Unsurprisingly, the brand had piled 93% of its spend into campaigns that targeted the top volume keywords in its category. The brand’s demand, along with the demand of every other brand in the category, had driven up the CPC. A high click-through rate (CTR) on these advertisements generated a significant number of touches to drive up ROAS. However, these campaigns did not drive incremental sales efficiently. Being one of the three dominant brands in the category, the vast majority of consumers had already purchased from these brands and had preexisting brand preferences and loyalties. The result? These ads only generated $1.20 in incremental revenue growth for every dollar spent on them.
Analysis of the longer tail of lower-volume keywords tells a very different story. These keywords were often feature- or use case–specific. Less competition resulted in a much lower CPC. Yet there was a significantly higher iROI. This indicates that consumers shopping these keywords were undecided on a brand or product.

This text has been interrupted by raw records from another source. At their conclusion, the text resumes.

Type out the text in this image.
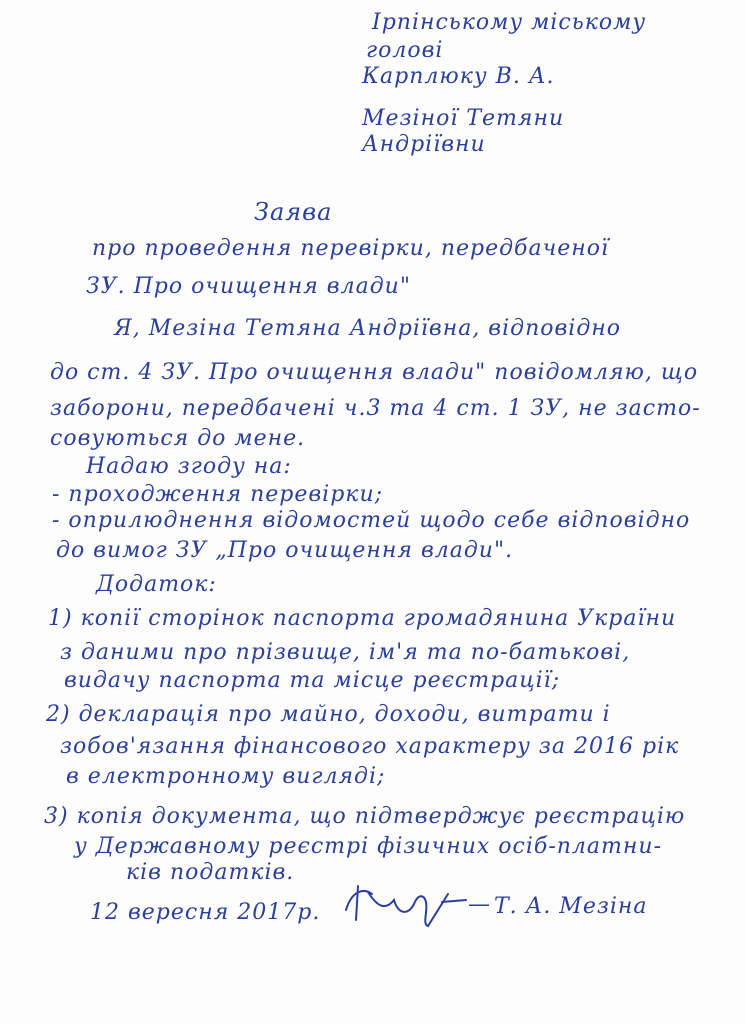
Ірпінському міському
голові
Карплюку В. А.
Мезіної Тетяни
Андріївни
Заява
про проведення перевірки, передбаченої
ЗУ. Про очищення влади"
Я, Мезіна Тетяна Андріївна, відповідно
до ст. 4 ЗУ. Про очищення влади" повідомляю, що
заборони, передбачені ч.3 та 4 ст. 1 ЗУ, не засто-
совуються до мене.
Надаю згоду на:
- проходження перевірки;
- оприлюднення відомостей щодо себе відповідно
до вимог ЗУ „Про очищення влади".
Додаток:
1) копії сторінок паспорта громадянина України
з даними про прізвище, ім'я та по-батькові,
видачу паспорта та місце реєстрації;
2) декларація про майно, доходи, витрати і
зобов'язання фінансового характеру за 2016 рік
в електронному вигляді;
3) копія документа, що підтверджує реєстрацію
у Державному реєстрі фізичних осіб-платни-
ків податків.
12 вересня 2017р.	— Т. А. Мезіна
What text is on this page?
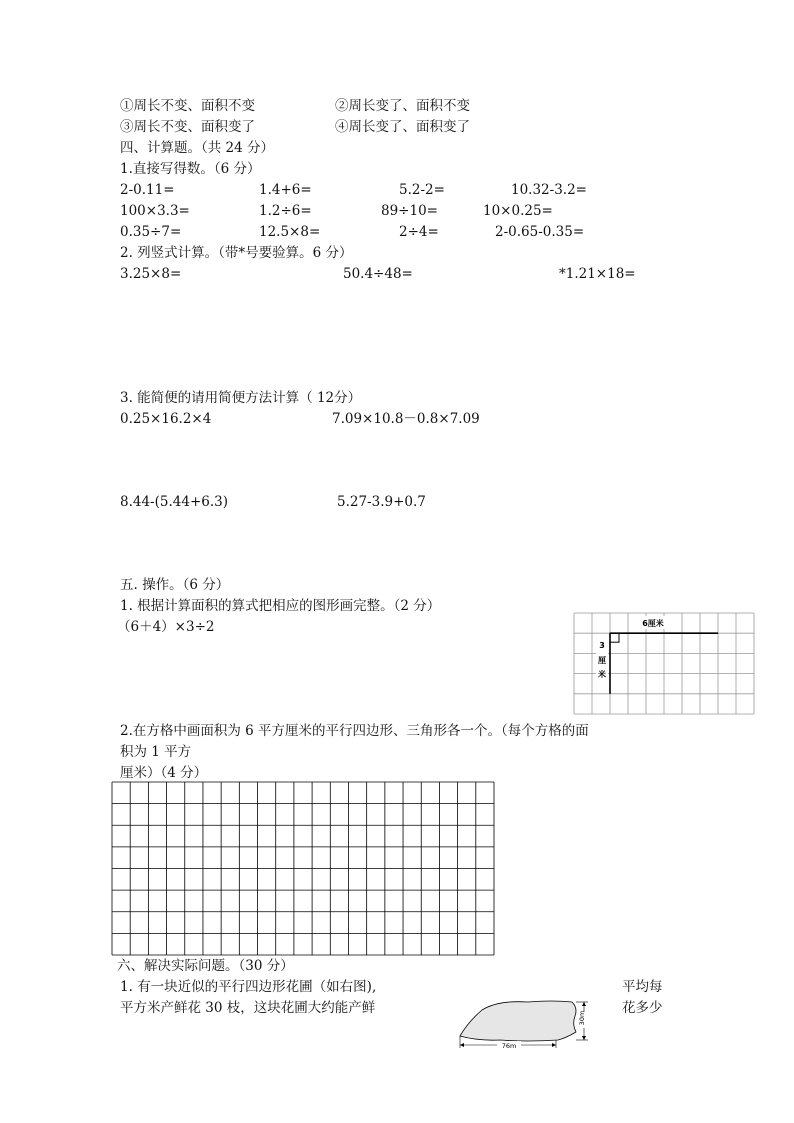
①周长不变、面积不变	②周长变了、面积不变
③周长不变、面积变了	④周长变了、面积变了
四、计算题。（共 24 分）
1.直接写得数。（6 分）
2-0.11=	1.4+6=	5.2-2=	10.32-3.2=
100×3.3=	1.2÷6=	89÷10=	10×0.25=
0.35÷7=	12.5×8=	2÷4=	2-0.65-0.35=
2. 列竖式计算。（带*号要验算。6 分）
3.25×8=	50.4÷48=	*1.21×18=
3. 能简便的请用简便方法计算（ 12分）
0.25×16.2×4	7.09×10.8－0.8×7.09
8.44-(5.44+6.3)	5.27-3.9+0.7
五. 操作。（6 分）
1. 根据计算面积的算式把相应的图形画完整。（2 分）
（6＋4）×3÷2	6厘米
3
厘
米
2.在方格中画面积为 6 平方厘米的平行四边形、三角形各一个。（每个方格的面
积为 1 平方
厘米）（4 分）
六、解决实际问题。（30 分）
1. 有一块近似的平行四边形花圃（如右图),	平均每
平方米产鲜花 30 枝，这块花圃大约能产鲜	花多少
76m
30m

They entered the category through a particular need, searched for that need, and advertising had the opportunity to nudge them towards one product over another. The result was nearly 2x the incremental revenue generated compared to a broad, top keyword campaign.
Incrementality measurement doesn’t just enable retail media buyers to find undervalued audiences and keywords; it can also be used to justify investment in expensive ones that ROAS undervalues.
For the same brand, the Incremental team analyzed nearly 800 search campaigns over the past two years. Once CPCs exceeded $2, only one campaign had a ROAS greater than three, yet 12 campaigns had an iROI greater than three.
While there tends to be a very strong negative correlation between ROAS and CPC (the lower the CPC, the higher the ROAS), this does not always hold true for iROI and CPC. In other words, there are more exceptions where a high CPC is justified by a high iROI. Looking closely at conquesting campaigns highlights a few of these areas where ROAS undervalues the true incremental value.

While the significantly cheaper CPC of the Sponsored Product campaigns looks appealing, especially given the higher ROAS, these campaigns don’t generate incremental revenue as efficiently as Sponsored Brands. The larger “above the fold” Sponsored Brands ad format costs more per click but far more efficiently captures a competitive shopper’s attention. Also, given that clicks are the unit of cost, the impression value of Sponsored Brands is effectively “free” when you win the bid but don’t generate a click. These free impressions can generate an impact on consumer behavior even if they end up scrolling and converting through an organic or paid Sponsored Product listing. The net effect of both the direct clicks and these “free” impressions is that this brand’s Conquesting Sponsored Brand campaigns generated nearly 50% more incremental revenue per dollar invested.
Simply put, ROAS misses numerous opportunities to invest in driving incremental growth.
First-mover advantage
What does this mean for brands today? While robust incrementality measurement has existed for decades, it has historically lacked the granularity and frequency required to be used directly as a signal within day-to-day media buying, leaving ROAS to reign. The greatest advantage will occur when there is the largest relative difference in information—when a few first movers have visibility into iROAS or iROI, but most of the market is still clinging to ROAS. Results have validated that this advantage translates to significant financial gains, with an adopter seeing a 32% gain in media efficiency.
As brands are caught between increasing pressure from retailers to invest more and macro-economic factors compressing their bottom line, any scalable advantage will become an existential requirement. As history has shown, the first mover with an information advantage often wins.